Plate 8:  ‘Advantages of Wearing Muslin Dresses: Dedicated to the Serious Attention of the Fashionable Ladies of Great Britain’; 

Less remembered now are Gillray’s many satires on fads and fashions, although many achieve an eternal verity.  His caricature on the ‘Advantages of Wearing Muslin Dresses’ [Plate 8] ironically highlights the dangers to women of wearing such a flammable material as muslin anywhere near an open fire.  Here the old soldier in his epaulettes can do nothing more heroic than spill his tea-cup, the other lady has hysterics and upends the tea-table. The uncouth-looking servant serves no useful purpose. Again, the unlucky victim has a weight problem.

                                 

                                                      Plate 9:  ‘’O! That this too too solid flesh would melt!’

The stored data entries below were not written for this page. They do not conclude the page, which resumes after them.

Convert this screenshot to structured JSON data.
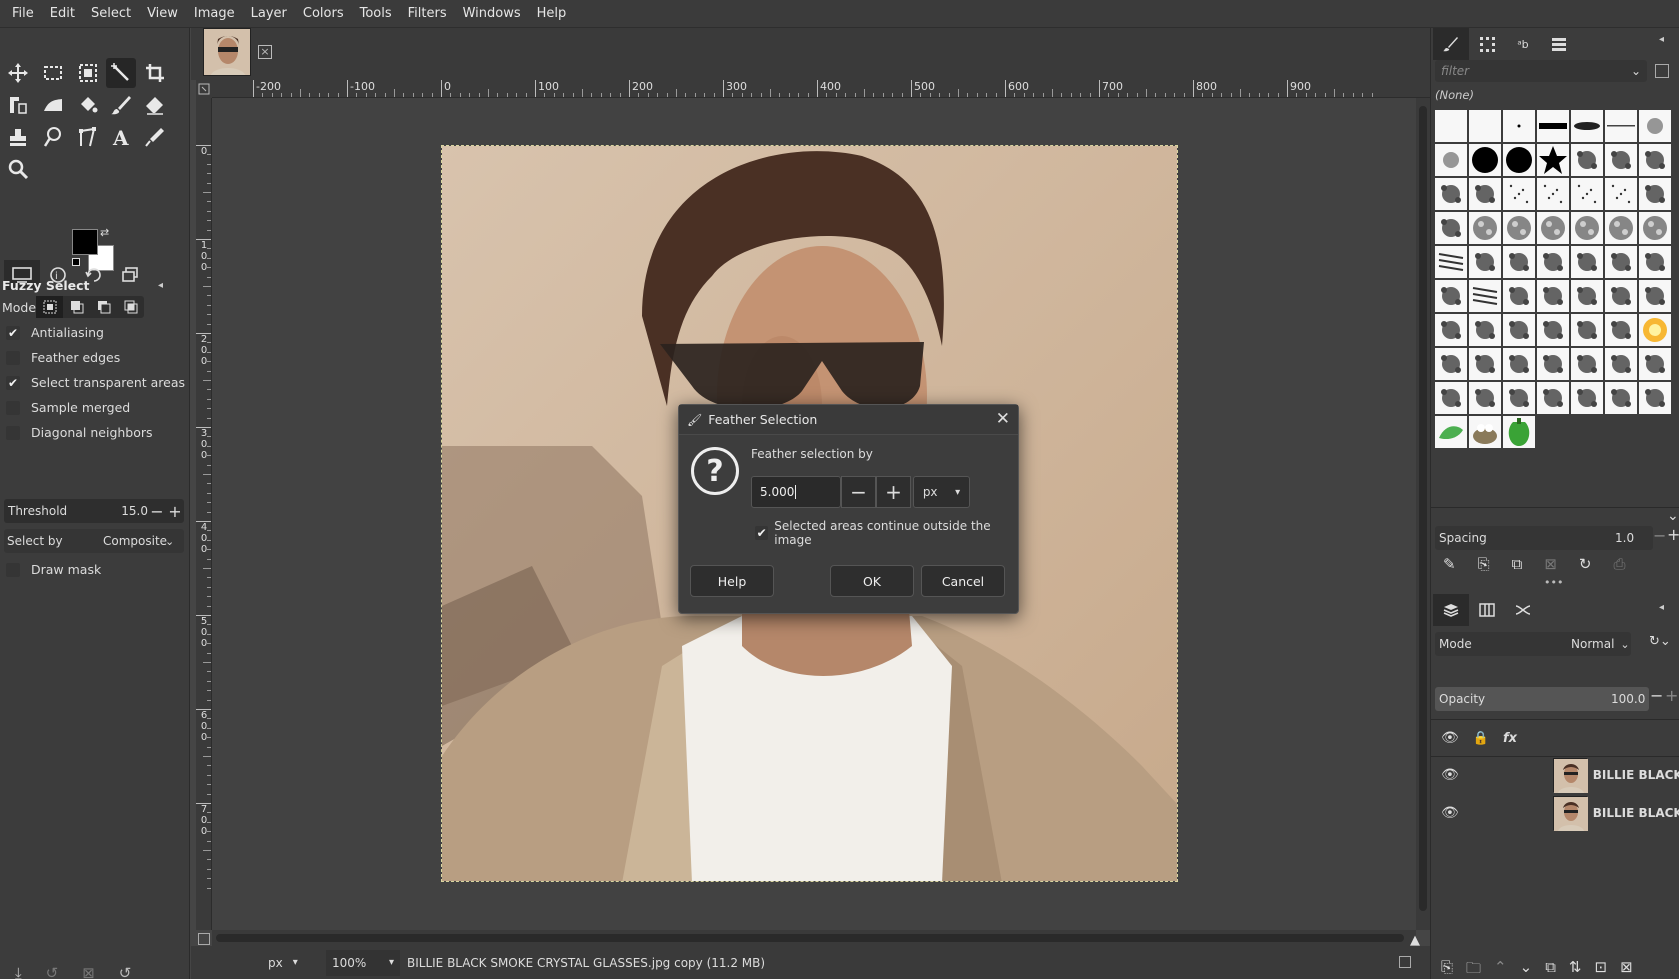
{
  "menu": [
    "File",
    "Edit",
    "Select",
    "View",
    "Image",
    "Layer",
    "Colors",
    "Tools",
    "Filters",
    "Windows",
    "Help"
  ],
  "tool_options": {
    "title": "Fuzzy Select",
    "mode_label": "Mode:",
    "antialiasing": "Antialiasing",
    "feather_edges": "Feather edges",
    "select_transparent": "Select transparent areas",
    "sample_merged": "Sample merged",
    "diagonal_neighbors": "Diagonal neighbors",
    "threshold_label": "Threshold",
    "threshold_value": "15.0",
    "select_by_label": "Select by",
    "select_by_value": "Composite",
    "draw_mask": "Draw mask"
  },
  "ruler_h": [
    "-200",
    "-100",
    "0",
    "100",
    "200",
    "300",
    "400",
    "500",
    "600",
    "700",
    "800",
    "900"
  ],
  "ruler_v": [
    "0",
    "1\n0\n0",
    "2\n0\n0",
    "3\n0\n0",
    "4\n0\n0",
    "5\n0\n0",
    "6\n0\n0",
    "7\n0\n0"
  ],
  "status": {
    "unit": "px",
    "zoom": "100%",
    "file": "BILLIE BLACK SMOKE CRYSTAL GLASSES.jpg copy (11.2 MB)"
  },
  "dialog": {
    "title": "Feather Selection",
    "prompt": "Feather selection by",
    "value": "5.000",
    "unit": "px",
    "checkbox_label": "Selected areas continue outside the image",
    "help": "Help",
    "ok": "OK",
    "cancel": "Cancel"
  },
  "brushes": {
    "filter_placeholder": "filter",
    "selected": "(None)",
    "spacing_label": "Spacing",
    "spacing_value": "1.0"
  },
  "layers": {
    "mode_label": "Mode",
    "mode_value": "Normal",
    "opacity_label": "Opacity",
    "opacity_value": "100.0",
    "items": [
      {
        "name": "BILLIE BLACK SMO"
      },
      {
        "name": "BILLIE BLACK SMO"
      }
    ]
  }
}
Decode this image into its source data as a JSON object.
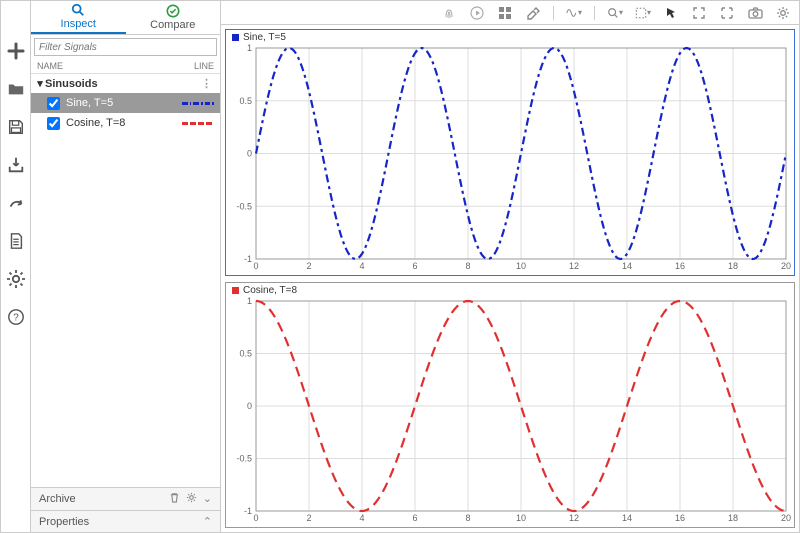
{
  "tabs": {
    "inspect": "Inspect",
    "compare": "Compare"
  },
  "filter_placeholder": "Filter Signals",
  "columns": {
    "name": "NAME",
    "line": "LINE"
  },
  "group": {
    "label": "Sinusoids"
  },
  "signals": [
    {
      "name": "Sine, T=5",
      "checked": true,
      "selected": true,
      "color": "#1626c6",
      "style": "dashdot"
    },
    {
      "name": "Cosine, T=8",
      "checked": true,
      "selected": false,
      "color": "#e03030",
      "style": "dash"
    }
  ],
  "footer": {
    "archive": "Archive",
    "properties": "Properties"
  },
  "chart_data": [
    {
      "type": "line",
      "title": "Sine, T=5",
      "xlabel": "",
      "ylabel": "",
      "xlim": [
        0,
        20
      ],
      "ylim": [
        -1.0,
        1.0
      ],
      "xticks": [
        0,
        2,
        4,
        6,
        8,
        10,
        12,
        14,
        16,
        18,
        20
      ],
      "yticks": [
        -1.0,
        -0.5,
        0,
        0.5,
        1.0
      ],
      "series": [
        {
          "name": "Sine, T=5",
          "color": "#1626c6",
          "dash": "8 4 3 4",
          "fn": "sin",
          "period": 5,
          "amplitude": 1.0,
          "phase": 0,
          "sample_x": [
            0,
            1.25,
            2.5,
            3.75,
            5,
            6.25,
            7.5,
            8.75,
            10,
            11.25,
            12.5,
            13.75,
            15,
            16.25,
            17.5,
            18.75,
            20
          ],
          "sample_y": [
            0,
            1,
            0,
            -1,
            0,
            1,
            0,
            -1,
            0,
            1,
            0,
            -1,
            0,
            1,
            0,
            -1,
            0
          ]
        }
      ]
    },
    {
      "type": "line",
      "title": "Cosine, T=8",
      "xlabel": "",
      "ylabel": "",
      "xlim": [
        0,
        20
      ],
      "ylim": [
        -1.0,
        1.0
      ],
      "xticks": [
        0,
        2,
        4,
        6,
        8,
        10,
        12,
        14,
        16,
        18,
        20
      ],
      "yticks": [
        -1.0,
        -0.5,
        0,
        0.5,
        1.0
      ],
      "series": [
        {
          "name": "Cosine, T=8",
          "color": "#e03030",
          "dash": "10 6",
          "fn": "cos",
          "period": 8,
          "amplitude": 1.0,
          "phase": 0,
          "sample_x": [
            0,
            2,
            4,
            6,
            8,
            10,
            12,
            14,
            16,
            18,
            20
          ],
          "sample_y": [
            1,
            0,
            -1,
            0,
            1,
            0,
            -1,
            0,
            1,
            0,
            -1
          ]
        }
      ]
    }
  ]
}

Whatever would Gillray have made of a Britain that today is reportedly the most obese nation in Europe?  In a sense he was there already, in his wickedly observant eye for the comedy of fatness.  He takes a line from Hamlet – ‘O! That this too too solid flesh would melt …!’ – as the theme of his cruelly funny cartoon of a quite exceptionally rotund and fleshy courting couple, who are clearly not in the first flush of youth [Plate 9].  The grotesquely plump arms and absence of hands … bodies bulging beneath clothes …  a snapshot of overweight wooing frozen in time – it is a memorable vision of human absurdity.

Gillray’s eyesight failed from 1806 and, depressed that he could no longer work to his own exacting standards, he drank heavily and became mentally unstable. Throughout his career Gillray lived with his publisher, Miss Hannah Humphrey. It was in the windows of her printseller’s shops (at various times in the Strand, Bond Street and St James’s Street) that Gillray’s latest prints would be displayed for would-be purchasers. Periodically there was talk of marriage, and once they were even on their way to church to get married, when Gillray suddenly said: ‘This is a foolish affair, methinks, Miss Humphrey. We live very comfortably together. We had better let well alone.’  And so they turned round, and went home again.